Лишь ночь остановила его. Свет покидал землю рано — еще совсем недавно отступила зимняя тьма, что месяцами царствовала над льдами. В темноте невозможно идти по следу. Все, что норсиец мог найти в темноте, — это перелом ноги: земли эти коварны, скалистая почва покрыта валунами и трещинами.
Ночь длилась целую вечность. Снорри страдал от холода и непрекращающихся видений резни в Восьми Причалах, Карла, изломанного и умирающего у Водинсвуда, Эми… Ее крики преследовали Снорри, и ветер повторял их до самого рассвета.
А когда настало утро, пришел и снег — он тяжело падал со свинцового неба, хотя Снорри показалось, что для снега слишком холодно. Он закричал, подняв к небесам топор и угрожая всем богам, чьи имена мог назвать. Но снег все падал, равнодушный, попадая в рот и залепляя глаза.
Снорри брел дальше, потеряв след, по сплошной белизне. Что еще оставалось? Он двигался в направлении, избранном его добычей, и вышел на пустынные равнины.
Он нашел мертвеца много часов спустя. Одного из островитян, что были мертвы, уже когда плыли на палубе корабля по Северному морю к устью Уулиска. Теперь он был ничуть не менее мертв и не менее голоден. Человек бессильно бился, провалившись по грудь в снег, который мягко принял его мертвую плоть и из-за его усилий высвободиться стал твердокаменной тюрьмой. Он потянулся к Снорри пальцами, черными от замерзшей в сосудах крови. Удар меча раскроил его лицо от глаза до подбородка, обнажив челюсть, обтянутую замерзшими мышцами, разбитые зубы, темную от мороза бескровную плоть. Оставшийся глаз пристально смотрел на Снорри.

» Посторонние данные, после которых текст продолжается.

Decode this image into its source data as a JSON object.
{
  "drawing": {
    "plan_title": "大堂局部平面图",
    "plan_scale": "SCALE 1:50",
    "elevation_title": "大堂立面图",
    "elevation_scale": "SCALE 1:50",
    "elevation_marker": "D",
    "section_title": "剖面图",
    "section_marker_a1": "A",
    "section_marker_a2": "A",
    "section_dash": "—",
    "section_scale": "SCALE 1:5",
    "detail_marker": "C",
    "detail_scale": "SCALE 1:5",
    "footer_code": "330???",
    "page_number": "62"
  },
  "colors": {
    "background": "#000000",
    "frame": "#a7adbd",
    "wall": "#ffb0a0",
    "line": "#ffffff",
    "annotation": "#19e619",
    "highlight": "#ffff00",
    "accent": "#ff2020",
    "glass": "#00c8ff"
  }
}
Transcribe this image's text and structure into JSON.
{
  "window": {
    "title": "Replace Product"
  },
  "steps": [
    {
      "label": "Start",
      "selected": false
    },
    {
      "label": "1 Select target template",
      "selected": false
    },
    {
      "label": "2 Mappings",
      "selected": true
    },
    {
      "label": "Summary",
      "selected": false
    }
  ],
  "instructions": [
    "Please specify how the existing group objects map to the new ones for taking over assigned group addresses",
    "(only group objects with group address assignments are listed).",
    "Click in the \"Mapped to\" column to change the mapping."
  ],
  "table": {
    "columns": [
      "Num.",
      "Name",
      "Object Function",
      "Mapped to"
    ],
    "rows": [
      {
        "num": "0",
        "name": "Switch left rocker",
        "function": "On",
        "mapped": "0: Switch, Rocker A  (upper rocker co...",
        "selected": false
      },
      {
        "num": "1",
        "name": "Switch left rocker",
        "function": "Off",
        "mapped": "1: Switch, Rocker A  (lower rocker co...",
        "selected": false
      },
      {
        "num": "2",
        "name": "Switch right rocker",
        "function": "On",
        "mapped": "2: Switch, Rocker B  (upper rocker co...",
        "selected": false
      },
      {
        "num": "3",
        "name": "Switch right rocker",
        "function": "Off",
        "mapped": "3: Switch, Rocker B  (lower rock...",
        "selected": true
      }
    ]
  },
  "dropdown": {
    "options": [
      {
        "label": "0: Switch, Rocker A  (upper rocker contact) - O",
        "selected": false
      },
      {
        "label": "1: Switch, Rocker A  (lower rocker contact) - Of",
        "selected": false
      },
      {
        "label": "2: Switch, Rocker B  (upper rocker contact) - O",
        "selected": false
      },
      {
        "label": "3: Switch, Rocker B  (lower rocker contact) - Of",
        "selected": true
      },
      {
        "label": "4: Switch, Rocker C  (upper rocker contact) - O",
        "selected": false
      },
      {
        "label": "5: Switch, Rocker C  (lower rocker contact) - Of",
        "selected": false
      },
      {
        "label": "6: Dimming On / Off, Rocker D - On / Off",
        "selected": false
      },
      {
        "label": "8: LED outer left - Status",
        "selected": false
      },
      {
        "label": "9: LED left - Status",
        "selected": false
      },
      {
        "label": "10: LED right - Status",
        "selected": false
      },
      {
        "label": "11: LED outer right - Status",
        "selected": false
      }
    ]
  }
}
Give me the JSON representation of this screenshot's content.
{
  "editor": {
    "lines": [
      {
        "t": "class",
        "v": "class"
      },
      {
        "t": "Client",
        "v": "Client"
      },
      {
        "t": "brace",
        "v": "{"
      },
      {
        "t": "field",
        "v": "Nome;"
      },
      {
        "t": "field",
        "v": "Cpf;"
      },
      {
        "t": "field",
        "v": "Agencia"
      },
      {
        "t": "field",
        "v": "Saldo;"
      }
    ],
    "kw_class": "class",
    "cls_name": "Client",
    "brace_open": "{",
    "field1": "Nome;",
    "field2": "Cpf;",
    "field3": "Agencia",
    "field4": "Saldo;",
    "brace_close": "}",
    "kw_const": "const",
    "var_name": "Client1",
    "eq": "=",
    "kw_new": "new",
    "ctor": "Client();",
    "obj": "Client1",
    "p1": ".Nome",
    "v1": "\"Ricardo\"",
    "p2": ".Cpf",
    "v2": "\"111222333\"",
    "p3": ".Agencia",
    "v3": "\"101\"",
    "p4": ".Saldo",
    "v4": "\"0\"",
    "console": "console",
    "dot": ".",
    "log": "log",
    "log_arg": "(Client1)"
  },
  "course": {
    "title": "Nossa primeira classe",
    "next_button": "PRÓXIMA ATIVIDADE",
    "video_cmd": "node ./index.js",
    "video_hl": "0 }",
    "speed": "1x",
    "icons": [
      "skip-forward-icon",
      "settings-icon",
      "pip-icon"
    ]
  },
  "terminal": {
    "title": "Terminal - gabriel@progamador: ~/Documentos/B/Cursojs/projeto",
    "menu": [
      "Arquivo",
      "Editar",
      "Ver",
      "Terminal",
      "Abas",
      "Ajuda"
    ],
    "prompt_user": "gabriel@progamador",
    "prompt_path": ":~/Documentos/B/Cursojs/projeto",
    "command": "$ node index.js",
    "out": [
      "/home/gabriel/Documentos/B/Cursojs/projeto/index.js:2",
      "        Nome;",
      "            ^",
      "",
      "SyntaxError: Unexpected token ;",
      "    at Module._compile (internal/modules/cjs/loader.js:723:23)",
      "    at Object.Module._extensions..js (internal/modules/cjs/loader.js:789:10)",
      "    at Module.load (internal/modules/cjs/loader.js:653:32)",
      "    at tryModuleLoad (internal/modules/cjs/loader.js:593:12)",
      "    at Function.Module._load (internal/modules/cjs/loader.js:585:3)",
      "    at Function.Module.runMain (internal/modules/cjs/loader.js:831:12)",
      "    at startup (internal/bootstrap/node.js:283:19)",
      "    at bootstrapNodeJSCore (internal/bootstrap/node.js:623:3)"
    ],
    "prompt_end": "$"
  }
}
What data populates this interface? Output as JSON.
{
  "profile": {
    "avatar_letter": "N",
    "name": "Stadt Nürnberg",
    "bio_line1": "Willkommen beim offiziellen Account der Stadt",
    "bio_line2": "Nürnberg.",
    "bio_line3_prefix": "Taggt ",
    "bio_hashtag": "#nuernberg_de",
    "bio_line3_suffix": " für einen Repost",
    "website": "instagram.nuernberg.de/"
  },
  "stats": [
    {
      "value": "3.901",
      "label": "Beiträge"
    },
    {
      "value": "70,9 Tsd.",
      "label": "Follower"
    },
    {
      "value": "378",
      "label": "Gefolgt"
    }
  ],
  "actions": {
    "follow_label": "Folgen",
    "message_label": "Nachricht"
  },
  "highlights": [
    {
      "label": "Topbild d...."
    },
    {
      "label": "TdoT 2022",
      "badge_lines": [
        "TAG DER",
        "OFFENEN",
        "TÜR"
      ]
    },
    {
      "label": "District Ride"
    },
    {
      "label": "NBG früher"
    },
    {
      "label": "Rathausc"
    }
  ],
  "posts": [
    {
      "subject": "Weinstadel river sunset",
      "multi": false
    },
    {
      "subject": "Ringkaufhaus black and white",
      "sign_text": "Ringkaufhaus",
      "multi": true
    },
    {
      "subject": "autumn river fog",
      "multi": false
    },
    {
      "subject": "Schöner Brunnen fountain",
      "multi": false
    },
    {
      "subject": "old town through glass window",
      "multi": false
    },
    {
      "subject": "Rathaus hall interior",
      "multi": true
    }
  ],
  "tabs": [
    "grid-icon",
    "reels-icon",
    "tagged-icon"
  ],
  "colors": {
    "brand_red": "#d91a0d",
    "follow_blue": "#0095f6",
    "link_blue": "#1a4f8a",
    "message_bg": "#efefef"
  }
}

— Ты должен быть твердым. — Снорри находил замерзших в снегу и прежде — их конечности были тверды, словно лед. Он посмотрел еще немного. — Ты — не тот, кем должен быть. Это Хель. — Он поднял топор, сжимая рукоять так, что побелели костяшки пальцев. — Но ты пришел не оттуда, и это не пошлет тебя к реке мечей.
Мертвец лишь смотрел на него, пытаясь вырваться, — ему не хватало ума догадаться, что надо копать.
— Даже ледяным великанам ты не нужен.
Снорри снес ему голову с плеч и смотрел, как она откатывается, пачкая чистый снег гнилой кровью, загустевшей, полузамерзшей. В воздухе стоял странный химический запах, чем-то напоминавший керосин.
Снорри тер лезвия Хель об снег, покуда не сошли малейшие следы этого создания, и пошел вперед, а тело мертвеца все еще корчилось в тисках снега.
К тому моменту как человек приходит в Суровые Льды, у него перед глазами уже много дней ничего нет, кроме мира белых теней. Он идет по ледяным простыням и не видит ни дерева, ни травинки, ни камня, не слышит ни звука, лишь свое одиночество и насмешки ветра. Он верит, что на всем свете нет места более страшного, менее приспособленного для жизни. А потом видит Суровые Льды.